Ich hab mal die letzte Fehlermeldung von WoW hatte hab ich se mal abgespeichert. Vielleicht findet ihr ja den Fehler wenn ihr Ahnung davon habt:



> ==============================================================================
> World of WarCraft (build 11723)
> 
> Exe: 	E:\World of Warcraft\World of Warcraft\WoW.exe
> ...


----------



## Fàtálity (1. Juni 2010)

"The memory could not be "read"."

Tausch mal deinen RAM aus sieht mir sehr nach einem kaputten Speicherriegel aus.
Hatte schon so ähnliche Fehler mit WoW crashes und dabei kamm auch diese meldung.


----------



## Succonano (1. Juni 2010)

Bei mir war ein 2GB RAM-Riegel defekt. Als ich den ausgetauscht habe, verschwanden auch die 132-Fehler. Lass am besten mal eine ganze Weile "memtest32" laufen (am besten die ganze Nacht).


----------



## Geraldriva (1. Juni 2010)

Sooooo, hab gerade mal aus Frust "Prime95" laufen lassen und TADA!!! Sieht nach nem defekten CPU aus. Klaaaaassse. Neu gekaufter Rechner und dann das und mein Händler erzählt mir einen: Jo, dann musste den mal vorbeibringen, müssen wir aber erst *3 TAGE* gegentesten. Man man man, man wird auch beschissen wo man hinkommt. Ist inzwischen das dritte Mal das der mich bescheisst.


----------



## Fasor (1. Juni 2010)

Warum kaufste denn noch da, wenn der dich schon 2 mal beschissen hat?


----------



## Geraldriva (1. Juni 2010)

Fasor schrieb:


> Warum kaufste denn noch da, wenn der dich schon 2 mal beschissen hat?

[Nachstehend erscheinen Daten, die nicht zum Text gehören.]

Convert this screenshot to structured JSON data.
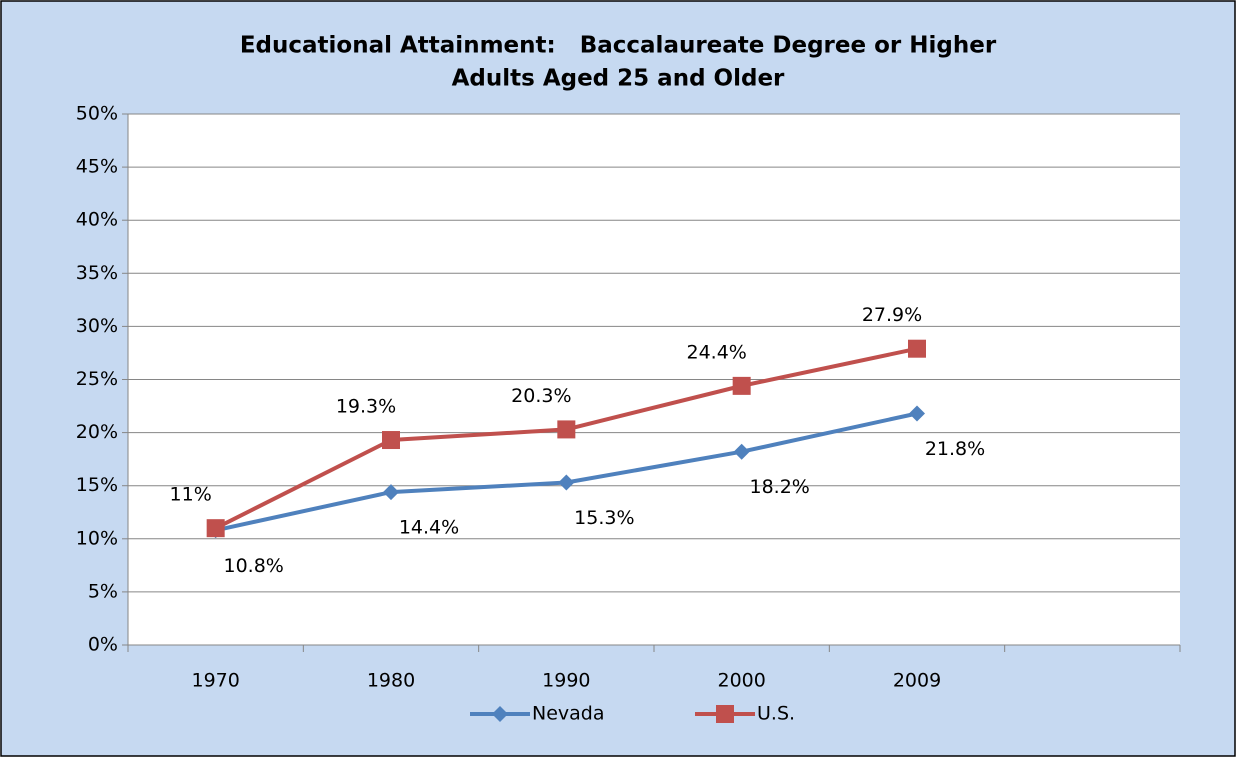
{
  "chart_data": {
    "type": "line",
    "title": "Educational Attainment:   Baccalaureate Degree or Higher",
    "subtitle": "Adults Aged 25 and Older",
    "categories": [
      "1970",
      "1980",
      "1990",
      "2000",
      "2009",
      null
    ],
    "series": [
      {
        "name": "Nevada",
        "color": "#4f81bd",
        "marker": "diamond",
        "values": [
          10.8,
          14.4,
          15.3,
          18.2,
          21.8,
          null
        ],
        "value_labels": [
          "10.8%",
          "14.4%",
          "15.3%",
          "18.2%",
          "21.8%",
          null
        ]
      },
      {
        "name": "U.S.",
        "color": "#c0504d",
        "marker": "square",
        "values": [
          11,
          19.3,
          20.3,
          24.4,
          27.9,
          null
        ],
        "value_labels": [
          "11%",
          "19.3%",
          "20.3%",
          "24.4%",
          "27.9%",
          null
        ]
      }
    ],
    "ylim": [
      0,
      50
    ],
    "yticks": [
      {
        "value": 0,
        "label": "0%"
      },
      {
        "value": 5,
        "label": "5%"
      },
      {
        "value": 10,
        "label": "10%"
      },
      {
        "value": 15,
        "label": "15%"
      },
      {
        "value": 20,
        "label": "20%"
      },
      {
        "value": 25,
        "label": "25%"
      },
      {
        "value": 30,
        "label": "30%"
      },
      {
        "value": 35,
        "label": "35%"
      },
      {
        "value": 40,
        "label": "40%"
      },
      {
        "value": 45,
        "label": "45%"
      },
      {
        "value": 50,
        "label": "50%"
      }
    ],
    "grid": true,
    "legend": "bottom"
  }
}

Weil man so doof ist und noch an das gute in nem MEnschen glaubt ..... Ja ja ich weiss, Dummheit gehört bestraft ....


----------



## Stevesteel (1. Juni 2010)

ich empfehle dir erstens, nicht mehr bei diesem Händler einzukaufen, wenn es schon das 3e mal ist.
Des weiteren solltest du dir, wenn technischer Sachverstand vorhanden ist, die Seriennummer der CPU aufschreiben, 
Nicht dass behauptet wird, nee nee, mit der CPU ist alles i.O. und du auf den Kosten sitzen bleibst, obwohl sie klammheimlich getauscht wurde.
Vorher würde ich aber mit MemTest o.ä. Programmen erneut den RAM testen. Suche im www nach _Ultimate Boot CD/DVD_, 
da findest du alle Programme, die du für eine ordentliche PC-Prüfung brauchst.


----------



## spectrumizer (1. Juni 2010)

Geraldriva schrieb:


> Sooooo, hab gerade mal aus Frust "Prime95" laufen lassen und TADA!!! Sieht nach nem defekten CPU aus.


Und Prime95 hat dir gesagt "CPU defekt?" Oder doch nur eher, dass es einen Rechenfehler gab?

Was für einen Test hast du laufen lassen? "Blend test"? Wenn ja, der testet hauptsächlich RAM (steht ja auch dran 


			Dieser Inhalt steht nur eingeloggten Mitgliedern zur Verfügung.
        

). Und wenn's dort ein Problem gibt, kommts auch zu Rechenfehlern.

Würde dir zur Sicherheit empfehlen, mal MemTest drüberlaufen zu lassen.


----------



## Geraldriva (1. Juni 2010)

Er kackt bei allem dreien ab, egal welchen ich laufen lasse.


----------



## Bladia (1. Juni 2010)

Die CPU ist in den allerseltensten Fällen defekt. Glaub mir, ich habe im Service eines PC-Herstellers gearbeitet. Bei Dir ist mit ziemlicher Sicherheit ein RAM defekt. Wie meine Vorposter schon sagten, versuch es mal mit einer Nacht Memtest. Prime95 nutzt je nach Testmethode sogar relativ intensiv den RAM. 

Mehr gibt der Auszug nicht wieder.